- Ora, sempre há sonhos muito exquisitos! - exclamou o César, logo pela manhã, quando se ergueu da cama.
— Com quem sonhaste? - perguntou D. Margarida, que ainda se achava deitada.
— Sonhei que estávamos num jardim, D. Eponina, a senhora do Sá Coelho, e eu, e que ela se atirou a mim aos beijos apertando-me nos braços dizendo que me adorava!
— E que necessidade tinha eu de saber desse teu sonho? - perguntou D. Margarida um tanto contrariada e, cá entre nós, com toda a razão.
— Oh! meu amor! Pois queres que eu tenha segredos para ti? Eu conto-te a minha vida toda, inclusive os meus sonhos!
— Pois sim, mas uma reserva natural, ou por outra, a delicadeza mais rudimentar deveria fazer com que não me contasses coisas que não me podem ser agradáveis, e cuja revelação nenhum interesse, nenhuma conveniência tem.
— Ora esta! Nunca esperei que te zangasses!.
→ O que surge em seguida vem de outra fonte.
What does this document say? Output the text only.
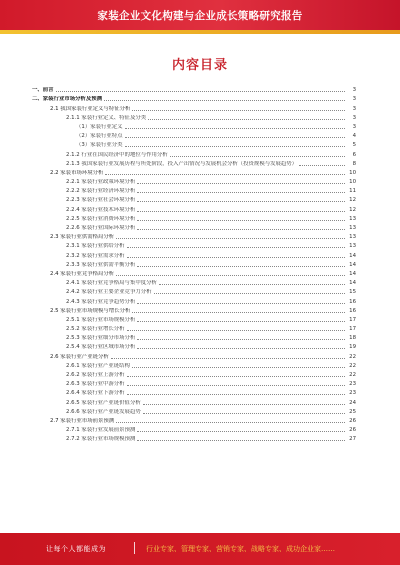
家装企业文化构建与企业成长策略研究报告
内容目录
一、前言	3
二、家装行业市场分析及预测	3
2.1 我国家装行业定义与特征分析	3
2.1.1 家装行业定义、特征及分类	3
（1）家装行业定义	3
（2）家装行业特点	4
（3）家装行业分类	5
2.1.2 行业在国民经济中的地位与作用分析	6
2.1.3 我国家装行业发展历程与所处阶段，投入产出情况与发展机会分析（投资规模与发展趋势）	8
2.2 家装市场环境分析	10
2.2.1 家装行业政策环境分析	10
2.2.2 家装行业经济环境分析	11
2.2.3 家装行业社会环境分析	12
2.2.4 家装行业技术环境分析	12
2.2.5 家装行业消费环境分析	13
2.2.6 家装行业国际环境分析	13
2.3 家装行业供需格局分析	13
2.3.1 家装行业供给分析	13
2.3.2 家装行业需求分析	14
2.3.3 家装行业供需平衡分析	14
2.4 家装行业竞争格局分析	14
2.4.1 家装行业竞争格局与集中度分析	14
2.4.2 家装行业主要企业竞争力分析	15
2.4.3 家装行业竞争趋势分析	16
2.5 家装行业市场规模与增长分析	16
2.5.1 家装行业市场规模分析	17
2.5.2 家装行业增长分析	17
2.5.3 家装行业细分市场分析	18
2.5.4 家装行业区域市场分析	19
2.6 家装行业产业链分析	22
2.6.1 家装行业产业链结构	22
2.6.2 家装行业上游分析	22
2.6.3 家装行业中游分析	23
2.6.4 家装行业下游分析	23
2.6.5 家装行业产业链价值分析	24
2.6.6 家装行业产业链发展趋势	25
2.7 家装行业市场前景预测	26
2.7.1 家装行业发展前景预测	26
2.7.2 家装行业市场规模预测	27
让每个人都能成为	行业专家、管理专家、营销专家、战略专家、成功企业家……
— Não estou zangada, mas simplesmente ressentida; nenhuma esposa gosta de saber que mesmo em sonhos seu marido andou aos beijos com outra mulher!
— Em primeiro lugar, eu não beijei, fui beijado! Fui violentado!... Eu não queria!... D. Eponina caiu sobre mim com uma fúria!...
— Pois olha! Eu estou mais magoada contigo que com ela. .
— Deixa-te disso, Margarida! Os sonhos não querem dizer nada!...
— Não querem dizer nada, mas são sempre o resultado de uma impressão qualquer, recebida na vida real: se tu não tivesses tido um mau pensamento a respeito de Eponina, jamais sonharias que ela caiu sobre ti aos beijos!
— Por pouco mais, darias razão àquele fazendeiro, que mandou surrar o escravo por ter sonhado que este queria assassiná-lo!...
— Sim, tens razão, César... Sonhos são sonhos... uma tolice minha aborrecer-me por causa de uns beijos quiméricos, de que nenhuma culpa tens.
— Ora, ainda bem que te chegas à razão!.
E não se falou mais nisso: a discussão passou... como um sonho.
Três ou quatro dias depois, Margarida foi a primeira a erguer-se da cama.
— Que é isto? - perguntou César despertando. - Ergueste hoje mais cedo?
— Sim, porque estou aborrecida; tive um sonho terrível!
— Sim?... Com quem sonhaste?.
— Não quero ter segredos para meu marido: sonhei com o Braguinha!
— Com aquele patife, com aquele desavergonhado, que entendeu que podia namorar-te às minhas barbas! Pois tu sonhaste com esse homem?!.
— Sonhei; que tem isso?... Que culpa tenho eu?
— Conta-me o teu sonho.
— Isso não! Tu já ficaste tão zangado sabendo que sonhei com o Braguinha; que não farias se eu te contasse o resto?! — Margarida! Nunca esperei que tu.
— Deixa-te disso!... Os sonhos não querem dizer nada. Demais, aconteceu-me o mesmo que a ti o outro dia: não beijei - fui beijada!.
O César saltou da cama furioso:
— Não calculas a vontade com que estou de quebrar a cara do Braguinha!
— Ora, aí tens! Exatamente o caso do fazendeiro!